Agora, depois de três eleições nacionais perdidas, o PT chega à presidência. Se setores dissidentes das classes dominantes apoiaram a Frente Popular antes das eleições de Outubro, preocupados com as seqüelas de uma década de recessão e desnacionalização, depois da posse de janeiro de 2003, a esmagadora maioria do capital, além do próprio FMI e dos credores externos, não escondem a sua satisfação com as garantias oferecidas pelo governo Lula. Muitos se apressam a concluir que esse apoio burguês seria efêmero, e resultaria de uma acomodação transitória à iniciativa espantosa do governo do PT de insistir em uma pauta de reformas constitucionais, como a autonomia do Banco Central e a Previdência, preservando um mega ajuste fiscal.
Esta interpretação ajuda a compreender o que seria impensável há dez anos atrás: porque não há oposição de direita ao governo Lula. Valoriza a preservação da política macro-econômica do Governo FHC, e podemos considerá-la, em geral, correta. Parece insuficiente, no entanto, se considerarmos a inteligência política estratégica burguesa no Brasil. Depois da derrota do seu Governo e do seu candidato, que nunca deixou de ser José Serra, o capital ficou preocupado com a saúde do seu regime de dominação. Deveríamos, portanto, considerar a hipótese de que o apoio a Lula resulte de uma compreensão mais profunda da gravidade da situação política e econômica, à luz dos acontecimentos recentes na América Latina. Em outras palavras, a crise já é muito grave por si só.
Cada época histórica tem a sua "grand peur". O maior temor das classes dominantes é que se abra uma primeira vaga de lutas generalizadas, como a 1978/79, ou a de 1987/89. Quer de Lula um desempenho como o de Mandela: um estadista capaz de dizer não e tranqüilizar a sua base social histórica. A burguesia brasileira espera que o PT, e os movimentos sociais sob a sua influência, sejam os instrumentos da estabilização social, ou os artífices do Pacto Social, tantas vezes ensaiado desde a eleição de Tancredo Neves e José Sarney no Colégio Eleitoral de 1984, e tantas vezes frustrado. Mas temem as seqüelas da ação de um "Corpo de Bombeiros" que não tem água para apagar o incêndio. Não ignoram que, se o líquido usado for inflamável, a situação pode facilmente deixar de ser controlável. O processo de recolonização econômico-social é compatível com o regime democrático liberal?
Arrisquemos o argumento, resumidamente: o Brasil vive uma encruzilhada histórica que o colocará, mais cedo ou mais tarde, diante de dois dilemas irredutíveis. Mantidas as negociações da ALCA, o país será reduzido à condição de colônia, isto é, terá um estatuto no mercado mundial ainda mais dependente que no período do pós-guerra.

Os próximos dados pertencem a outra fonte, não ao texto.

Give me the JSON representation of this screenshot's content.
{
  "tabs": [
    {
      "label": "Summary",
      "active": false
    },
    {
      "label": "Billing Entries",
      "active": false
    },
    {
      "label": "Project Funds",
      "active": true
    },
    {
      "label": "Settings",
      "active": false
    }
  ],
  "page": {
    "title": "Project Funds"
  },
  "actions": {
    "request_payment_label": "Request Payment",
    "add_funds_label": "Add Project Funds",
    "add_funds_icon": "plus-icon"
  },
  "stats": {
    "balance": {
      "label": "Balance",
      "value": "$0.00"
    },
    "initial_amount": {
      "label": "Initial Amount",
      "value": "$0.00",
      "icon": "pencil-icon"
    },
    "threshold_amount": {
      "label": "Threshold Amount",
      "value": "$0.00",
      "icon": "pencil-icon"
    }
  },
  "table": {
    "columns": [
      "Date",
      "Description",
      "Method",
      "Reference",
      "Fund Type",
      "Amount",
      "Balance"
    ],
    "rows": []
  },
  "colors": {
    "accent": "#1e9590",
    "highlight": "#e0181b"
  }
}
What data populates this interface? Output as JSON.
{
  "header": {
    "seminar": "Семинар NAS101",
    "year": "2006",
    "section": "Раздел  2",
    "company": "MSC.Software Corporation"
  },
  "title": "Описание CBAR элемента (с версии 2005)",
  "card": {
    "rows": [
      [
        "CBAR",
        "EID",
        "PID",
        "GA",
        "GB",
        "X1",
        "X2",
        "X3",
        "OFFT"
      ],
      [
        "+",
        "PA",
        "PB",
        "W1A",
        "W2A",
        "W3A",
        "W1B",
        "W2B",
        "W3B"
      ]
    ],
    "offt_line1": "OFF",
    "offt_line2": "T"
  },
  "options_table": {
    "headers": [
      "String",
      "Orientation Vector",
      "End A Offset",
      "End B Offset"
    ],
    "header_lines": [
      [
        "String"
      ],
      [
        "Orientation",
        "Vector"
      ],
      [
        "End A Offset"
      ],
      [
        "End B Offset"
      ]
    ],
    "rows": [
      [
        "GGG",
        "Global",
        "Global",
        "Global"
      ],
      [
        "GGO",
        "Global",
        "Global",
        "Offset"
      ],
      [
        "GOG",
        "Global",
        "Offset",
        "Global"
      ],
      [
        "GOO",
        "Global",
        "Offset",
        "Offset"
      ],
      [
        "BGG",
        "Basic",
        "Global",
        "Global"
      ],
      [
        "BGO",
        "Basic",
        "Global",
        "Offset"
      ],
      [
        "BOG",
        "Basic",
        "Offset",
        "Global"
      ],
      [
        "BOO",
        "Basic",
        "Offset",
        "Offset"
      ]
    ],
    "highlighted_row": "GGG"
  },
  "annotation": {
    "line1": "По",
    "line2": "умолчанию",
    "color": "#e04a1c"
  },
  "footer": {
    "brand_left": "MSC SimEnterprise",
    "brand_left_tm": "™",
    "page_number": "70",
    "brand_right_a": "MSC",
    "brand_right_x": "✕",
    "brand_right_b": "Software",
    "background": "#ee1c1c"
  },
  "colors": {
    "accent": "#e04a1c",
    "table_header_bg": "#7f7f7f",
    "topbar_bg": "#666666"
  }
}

Se diminuído a uma condição neocolonial, porque dependente de uma inserção ainda mais vulnerável no Sistema Mundial de Estados e no mercado mundial, a contradição entre a regressão econômica, com suas inevitáveis seqüelas sociais de um lado, e a forma democrático-liberal do regime de dominação política, tal como o conhecemos, do outro, pode se demonstrar insustentável. Os limites históricos das "democracias coloniais" serão muito estreitos para conter a exacerbação das lutas de classes que se avizinha. Os traços bonapartistas e autoritários do regime político terão que se acentuar para garantir essa "passagem" histórico estrutural.
Sem esse marco todas as análises de conjuntura parecem um exercício intelectual estéril. O novo lugar do Brasil no Sistema Mundial de Estados será muito semelhante ao das colônias comerciais do século XIX. Não é outra a discussão que já é abertamente realizada nos fóruns do FMI e do Banco Mundial, quando se analisa a proposta de "concordatas" para países e, preventivamente, se admite que os regimes de défault, como a situação da Argentina depois de dezembro de 2001, de exceção, poderão se transformar em regra.
Tão ou mais grave ainda, é necessário acrescentar que esse processo de recolonização não trará somente sacrifício de soberania nacional. Ele supõe um agravamento das condições materiais de existência de muitos milhões de pessoas. As frágeis conquistas sociais da geração que viveu o pós-guerra, como a previdência social, para não lembrar do desmonte dos serviços públicos, estarão seriamente ameaçadas.
Seria ingênuo considerar que uma contra-revolução social desta natureza poderia ser politicamente indolor. As novas condições de dominação imperialista, e a violência do ajuste econômico-social, exigirão a limitação das liberdades democráticas conquistadas ao longo dos últimos vinte anos, especialmente daquelas que são vitais para a resistência dos movimentos sociais.
Mas expliquemo-nos. Este processo de ajuste não impedirá que o calendário eleitoral continue de pé. Como, aliás, já aconteceu anteriormente na história política do país. A título de exemplo das ameaças às liberdades, desloquemos nossa atenção para o problema estratégico do controle da mídia: "A aprovação, pelo Congresso, com o inexplicável apoio do PT, da participação do capital estrangeiro nos meios de comunicação, terá conseqüências políticas incalculáveis. Todos nós sabemos que, quem paga, manda, e que 30% de capital, em qualquer tipo de empresa, é um instrumento poderoso de persuasão (...) O que ocorre hoje na Venezuela deveria servir-nos de advertência. Os meios de comunicação do país vizinho estão todos eles controlados pelos inimigos do regime, associados aos interesses do capital estrangeiro (pense-se logo no petróleo(...) Pelo menos nesse caso específico, o PT preferiu ficar com os empresários do setor, ávidos por obter recursos externos para a capitalização de seus negócios."[1]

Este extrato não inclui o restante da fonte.